The King O'er the Water
It is a well-known fact that the grass on the other side is always greener. Perhaps it’s equally true that the prince on the other side of the water—or the throne—is invariably more dashing. I write, of course, of Bonnie Prince Charlie, onetime Pretender to the English throne and the ongoing epicenter of enough adulation to make even a modern rock star jealous. (Although, to be fair, it didn’t take much to be more dashing than George II. Those Hanoverians weren’t exactly known for their looks.)
Known as Bonnie Prince Charlie or the Young Pretender, Charles Edward Stuart was the grandson of James II of England, who had been drummed off the throne after a three year reign by his own daughter, Mary, and her husband, William of Orange, in a little event we all know as the Glorious Revolution of 1688. Raised in exile in Italy, the young prince sailed to Scotland in 1745, at the age of twenty-five, to raise the clans against the Hanoverian King, George II. The rebellion was brutally squished and the Bonnie Prince spent some time skulking about the Highlands before making it back to safety on the Continent. He died in 1788, a broken and disappointed man, who reputedly said of his erstwhile supporters, “I will do for them what they did for me, I shall drink their health”.
What is it about Bonnie Prince Charlie that has elicited such adulation across the centuries? His father, the Old Pretender, led a failed rebellion, too: the ’15 to Bonnie Prince Charlie’s ‘45. Yet one never sees Bonnie Prince Jimmy novelty candy boxes being sold along Princes Street in Edinburgh. It’s always that rascal of a Charlie, sometimes paired with Flora MacDonald (it depends on the size of the candy box).
When you look closely at Charles Edward’s life, it doesn’t bear up with romantic legend. Fond of the bottle, he deteriorated into alcoholism after the collapse of his cause, ruining both his temperament and the profile so beloved of his early portraitists. The drinking proved too much for his common law wife, Clementina Walkinshaw, who left him, taking their daughter with her. In 1772, Charles contracted a formal marriage with a German princess, Louise of Stolberg-Gedern. She left him, too, citing physical cruelty.
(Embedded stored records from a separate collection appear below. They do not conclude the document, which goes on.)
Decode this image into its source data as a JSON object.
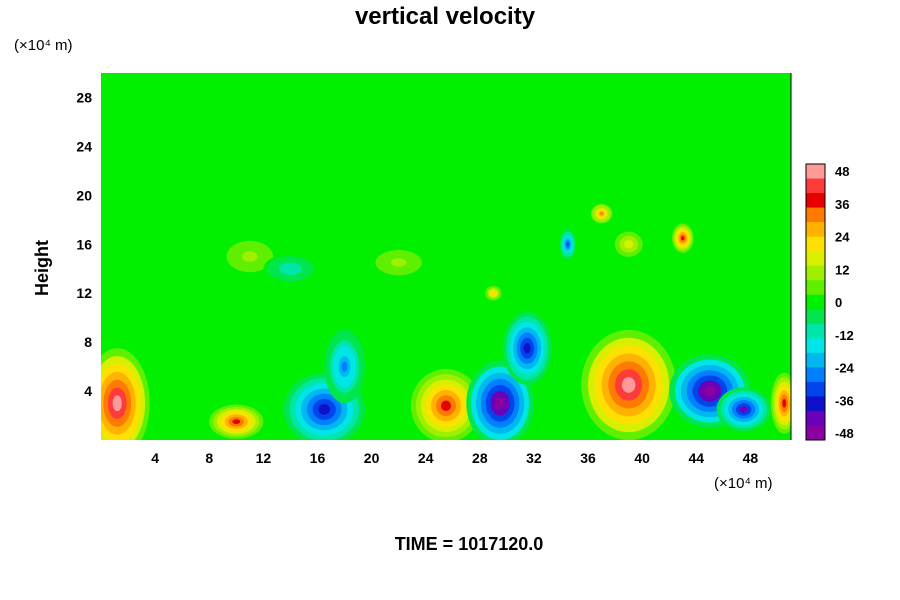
{
  "chart_data": {
    "type": "heatmap",
    "title": "vertical velocity",
    "ylabel": "Height",
    "y_unit": "(×10⁴ m)",
    "x_unit": "(×10⁴ m)",
    "footer": "TIME = 1017120.0",
    "xlim": [
      0,
      51
    ],
    "ylim": [
      0,
      30
    ],
    "x_ticks": [
      4,
      8,
      12,
      16,
      20,
      24,
      28,
      32,
      36,
      40,
      44,
      48
    ],
    "y_ticks": [
      4,
      8,
      12,
      16,
      20,
      24,
      28
    ],
    "colorbar": {
      "ticks": [
        48,
        36,
        24,
        12,
        0,
        -12,
        -24,
        -36,
        -48
      ],
      "range": [
        -48,
        48
      ],
      "colors": [
        "#ff9a9a",
        "#ff3a3a",
        "#e60000",
        "#ff7a00",
        "#ffb300",
        "#ffe000",
        "#d8f000",
        "#9ef000",
        "#5ef000",
        "#00f000",
        "#00e64c",
        "#00e6a8",
        "#00e6e6",
        "#00b8f0",
        "#0080ff",
        "#0044ee",
        "#1010c8",
        "#6a00b8",
        "#8a00a0"
      ]
    },
    "background_value": 0,
    "features": [
      {
        "x": 1.2,
        "y": 3.0,
        "rx": 2.4,
        "ry": 4.5,
        "value": 48
      },
      {
        "x": 10.0,
        "y": 1.5,
        "rx": 2.0,
        "ry": 1.4,
        "value": 40
      },
      {
        "x": 16.5,
        "y": 2.5,
        "rx": 3.0,
        "ry": 3.0,
        "value": -36
      },
      {
        "x": 18.0,
        "y": 6.0,
        "rx": 1.5,
        "ry": 3.0,
        "value": -24
      },
      {
        "x": 25.5,
        "y": 2.8,
        "rx": 2.6,
        "ry": 3.0,
        "value": 36
      },
      {
        "x": 29.5,
        "y": 3.0,
        "rx": 2.5,
        "ry": 3.5,
        "value": -48
      },
      {
        "x": 31.5,
        "y": 7.5,
        "rx": 1.8,
        "ry": 3.0,
        "value": -36
      },
      {
        "x": 39.0,
        "y": 4.5,
        "rx": 3.5,
        "ry": 4.5,
        "value": 48
      },
      {
        "x": 45.0,
        "y": 4.0,
        "rx": 3.0,
        "ry": 3.0,
        "value": -48
      },
      {
        "x": 47.5,
        "y": 2.5,
        "rx": 2.0,
        "ry": 1.8,
        "value": -40
      },
      {
        "x": 50.5,
        "y": 3.0,
        "rx": 1.0,
        "ry": 2.5,
        "value": 36
      },
      {
        "x": 37.0,
        "y": 18.5,
        "rx": 0.8,
        "ry": 0.8,
        "value": 30
      },
      {
        "x": 43.0,
        "y": 16.5,
        "rx": 0.8,
        "ry": 1.2,
        "value": 36
      },
      {
        "x": 34.5,
        "y": 16.0,
        "rx": 0.6,
        "ry": 1.2,
        "value": -30
      },
      {
        "x": 39.0,
        "y": 16.0,
        "rx": 1.2,
        "ry": 1.2,
        "value": 18
      },
      {
        "x": 29.0,
        "y": 12.0,
        "rx": 0.6,
        "ry": 0.6,
        "value": 24
      },
      {
        "x": 11.0,
        "y": 15.0,
        "rx": 2.0,
        "ry": 1.5,
        "value": 10
      },
      {
        "x": 14.0,
        "y": 14.0,
        "rx": 2.0,
        "ry": 1.2,
        "value": -12
      },
      {
        "x": 22.0,
        "y": 14.5,
        "rx": 2.0,
        "ry": 1.2,
        "value": 10
      }
    ]
  }
}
Not exactly the picture of a prieux chevalier, eh?
Amanda wrote last week about historical saints and sinners, the reputations that have followed various characters through the ages, deserved or not. In Bonnie Prince Charlie’s case, it is the legend of that charming twenty-five year old that has survived, not the reality of the man he became. Wrapped about in myth and legend, he came to encapsulate all the romance of the Lost Cause, wrapped in a kilt and tied in a tartan bow.
Are you a Bonnie Prince Charlie partisan or a Charlie skeptic? Which historical icons leave you cold?